Sustainability, to me, is the refusal to call broken things normal. It shows up in small ways before it shows up in policy. After my father’s 65th birthday, the venue was left in a mess. My sisters and I took it upon us to clean, even though staff could have done it. No one asked us. But I cannot talk about cleaner cities if I do not clean the room I am in. That mindset travels with me. For my international placement at the University of Manchester, I have already researched my footprint. I have booked a direct flight to reduce emissions instead of the cheaper route with two layovers. I will be staying in a dorm close to campus so I can walk to class and reduce daily transit emissions. I have packed a steel water bottle and tote bag, and I intend to buy a travel power strip to monitor energy use.

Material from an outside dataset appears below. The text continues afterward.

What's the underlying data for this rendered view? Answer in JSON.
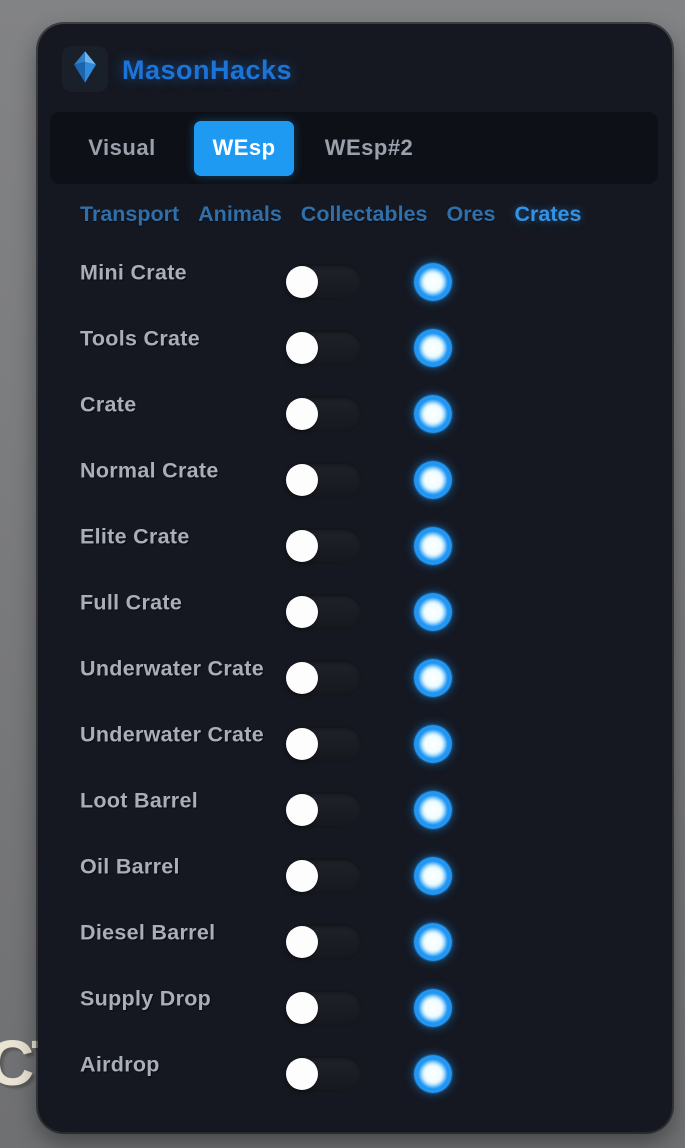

These choices align with UN SDG 12: Responsible Consumption and Production, because how I move is how I consume.
Once there, I will buy from local markets instead of imported chains, join community cleanups if they exist, and document which sustainability habits are cultural versus structural. That speaks to UN SDG 11: Sustainable Cities and Communities. I study International Business Relations because I want to understand why some cities breathe easier than others. That curiosity is UN SDG 13: Climate Action in practice. I am not going abroad to be perfect. I am going to be consistent. One goal, one priority. Why one? Because sustainable change does not happen when one person does everything. It happens when many people refuse to ignore the air they breathe. My goal is to return with one policy idea and one personal habit that I did not have before, and to share both.